Jelang akhir tahun seperti ini, saat hujan lebih sering turun, biasanya masyarakat sepak bola Indonesia; saya, Anda, mereka, kerap dibuat mabuk oleh candu. Candu ini berwarna merah, dan putih.
Candu yang membuat pikiran melayang tinggi, beranjak dari derasnya hujan yang menggenani jalan-jalan besar di ibu kota, menyembunyikan lubang-lubang, dan dengan usilnya mengetuk atap rumah. Candu yang sedikit mengalihkan perhatian dari penatnya obrolan panas tentang kenaikan bahan bakar atau bobroknya pemerintahan.
Ada dua, merah dan putih, candu itu. Berbeda pula gunanya.
Yang merah, memacu adrenalin Anda, membuat Anda merasa tidak terkalahkan. Senang. Tawa. Euforia. Katakanlah begini, bila Anda berada di Pamplona untuk festival San Fermin, bukan Anda yang terbirit-birit dikejar banteng, justru sebaliknya.
Ia membuat Anda lupa diri, tenggelam dalam kesenangan.
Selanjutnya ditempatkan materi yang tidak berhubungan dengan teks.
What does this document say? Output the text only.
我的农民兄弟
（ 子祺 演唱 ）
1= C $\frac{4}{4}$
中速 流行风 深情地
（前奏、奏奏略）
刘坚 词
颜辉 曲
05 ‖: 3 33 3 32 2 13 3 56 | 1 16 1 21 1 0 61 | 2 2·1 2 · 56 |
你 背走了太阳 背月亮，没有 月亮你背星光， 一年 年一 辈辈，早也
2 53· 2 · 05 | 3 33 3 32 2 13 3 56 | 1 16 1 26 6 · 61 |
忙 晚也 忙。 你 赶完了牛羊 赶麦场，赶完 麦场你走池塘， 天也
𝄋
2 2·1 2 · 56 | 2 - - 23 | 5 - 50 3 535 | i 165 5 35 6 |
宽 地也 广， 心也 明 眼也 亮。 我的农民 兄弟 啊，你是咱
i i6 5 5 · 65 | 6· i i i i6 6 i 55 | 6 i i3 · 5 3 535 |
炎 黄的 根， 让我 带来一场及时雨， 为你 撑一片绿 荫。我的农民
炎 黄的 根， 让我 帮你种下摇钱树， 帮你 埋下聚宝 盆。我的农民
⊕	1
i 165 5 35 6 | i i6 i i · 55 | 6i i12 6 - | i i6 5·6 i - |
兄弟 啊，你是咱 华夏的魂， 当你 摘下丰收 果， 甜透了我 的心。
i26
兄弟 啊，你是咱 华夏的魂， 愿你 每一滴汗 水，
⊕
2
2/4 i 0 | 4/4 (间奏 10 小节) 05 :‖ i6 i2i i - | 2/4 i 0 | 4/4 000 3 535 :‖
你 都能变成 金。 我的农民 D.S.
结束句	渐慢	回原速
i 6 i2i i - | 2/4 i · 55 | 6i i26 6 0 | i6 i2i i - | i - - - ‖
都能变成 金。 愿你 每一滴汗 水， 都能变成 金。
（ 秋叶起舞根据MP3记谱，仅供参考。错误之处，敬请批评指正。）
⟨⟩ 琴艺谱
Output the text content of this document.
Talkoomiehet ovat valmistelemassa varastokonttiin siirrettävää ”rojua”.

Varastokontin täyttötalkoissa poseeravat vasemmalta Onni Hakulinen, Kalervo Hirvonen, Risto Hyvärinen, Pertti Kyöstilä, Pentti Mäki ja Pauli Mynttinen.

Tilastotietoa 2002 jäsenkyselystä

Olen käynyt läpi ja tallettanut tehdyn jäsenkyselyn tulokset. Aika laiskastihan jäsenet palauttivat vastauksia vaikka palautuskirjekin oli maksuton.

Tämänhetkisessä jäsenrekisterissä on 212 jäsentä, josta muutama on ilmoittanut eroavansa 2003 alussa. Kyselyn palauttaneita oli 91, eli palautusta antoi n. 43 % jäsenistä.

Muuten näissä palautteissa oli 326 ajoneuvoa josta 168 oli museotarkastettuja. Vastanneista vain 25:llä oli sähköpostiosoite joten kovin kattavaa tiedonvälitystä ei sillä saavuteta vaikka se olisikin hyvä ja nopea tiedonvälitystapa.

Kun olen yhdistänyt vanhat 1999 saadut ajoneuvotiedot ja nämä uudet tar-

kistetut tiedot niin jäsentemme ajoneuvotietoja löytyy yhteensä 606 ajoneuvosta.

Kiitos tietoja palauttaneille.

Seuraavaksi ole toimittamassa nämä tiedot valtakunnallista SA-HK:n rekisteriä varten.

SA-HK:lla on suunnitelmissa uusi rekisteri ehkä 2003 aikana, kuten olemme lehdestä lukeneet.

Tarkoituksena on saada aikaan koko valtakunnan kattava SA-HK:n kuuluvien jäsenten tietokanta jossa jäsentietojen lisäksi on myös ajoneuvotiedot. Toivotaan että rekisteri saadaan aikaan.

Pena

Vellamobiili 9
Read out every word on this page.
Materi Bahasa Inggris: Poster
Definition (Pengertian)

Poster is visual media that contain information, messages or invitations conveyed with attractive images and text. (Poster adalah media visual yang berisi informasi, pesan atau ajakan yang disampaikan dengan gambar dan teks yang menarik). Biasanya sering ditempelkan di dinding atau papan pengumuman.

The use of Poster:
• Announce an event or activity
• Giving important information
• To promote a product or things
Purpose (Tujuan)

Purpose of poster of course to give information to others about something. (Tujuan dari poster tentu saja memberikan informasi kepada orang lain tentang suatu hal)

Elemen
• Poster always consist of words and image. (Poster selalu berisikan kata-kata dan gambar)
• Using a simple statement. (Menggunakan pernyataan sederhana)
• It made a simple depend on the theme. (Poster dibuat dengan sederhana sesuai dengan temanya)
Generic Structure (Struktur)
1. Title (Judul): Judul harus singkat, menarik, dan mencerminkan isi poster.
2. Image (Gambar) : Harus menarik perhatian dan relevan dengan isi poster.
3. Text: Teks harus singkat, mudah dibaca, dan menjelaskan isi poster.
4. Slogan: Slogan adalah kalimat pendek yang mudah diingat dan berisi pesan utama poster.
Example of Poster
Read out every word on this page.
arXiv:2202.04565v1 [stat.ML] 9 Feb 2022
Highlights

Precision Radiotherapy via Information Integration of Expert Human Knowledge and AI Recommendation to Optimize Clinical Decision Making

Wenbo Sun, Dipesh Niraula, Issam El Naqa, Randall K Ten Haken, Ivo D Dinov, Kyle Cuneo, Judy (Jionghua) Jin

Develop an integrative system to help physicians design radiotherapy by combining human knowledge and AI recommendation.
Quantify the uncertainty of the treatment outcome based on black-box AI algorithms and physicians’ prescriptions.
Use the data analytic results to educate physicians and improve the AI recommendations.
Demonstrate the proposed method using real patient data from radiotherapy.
Untuk yang putih, menyelimuti Anda dalam kabut. Tenang. Tidak bersuara. Pikiran dibuatnya berjalan jauh tanpa selangkah pun kaki Anda bergerak. Anda dibuat berpikir, untuk apa manusia ada di dunia. Tidak jarang Anda menitikkan air mata.
Ia membuat Anda lupa diri, tenggelam dalam ketenangan.
Tentu cara untuk menikmatinya beragam, bisa hanya merah, atau hanya putih. Namun, rumor mengatakan cara yang terbaik adalah menggabungkan keduanya, dikenal dengan candu merah-putih.
Sesaat Anda tertawa, setelahnya termenung. Dua efek yang kontradiktif mengaburkan pandangan, membuat Anda lupa dengan urusan belum bayar tagihan atau hal-hal remeh duniawi seperti itu untuk sementara waktu.
Anda dibuatnya senang, tinggi, tapi pada akhirnya amarah Anda dibuat memuncak, marah. Hampa. Tidak ada kejayaan yang pernah Anda rasakan pada akhirnya sebagaimana menjanjikan efek candu tersebut pada hisapan pertama. Tidak ada...klimaks.
Oh satu lagi, bukan hanya dibuat pontang panting emosi Anda. Mendapatkannya pun sulit. Sang bandar hanya muncul sekitar dua mingguan, itu juga hanya sekali dalam dua tahun. Bisa di Vietnam, Singapura, Thailand, suka-suka.
Beruntungnya untuk harga masih fleksibel. Tidak menguras dompet, dapat ditebus dengan waktu yang Anda miliki. Dua jam, tiga jam sudah cukup.
Menyenangkan ketika waktunya sang bandar untuk muncul sudah tiba, candu itu, menyenangkan, walau yang namanya candu selalu menyenangkan, untuk sesaat.
*Menghirup*
*Menghembus*
*Bruk*
Catatan: tulisan dibuat sebelum Indonesia digilas 4-0 oleh Filipina, jadi *bruk* beneran ini.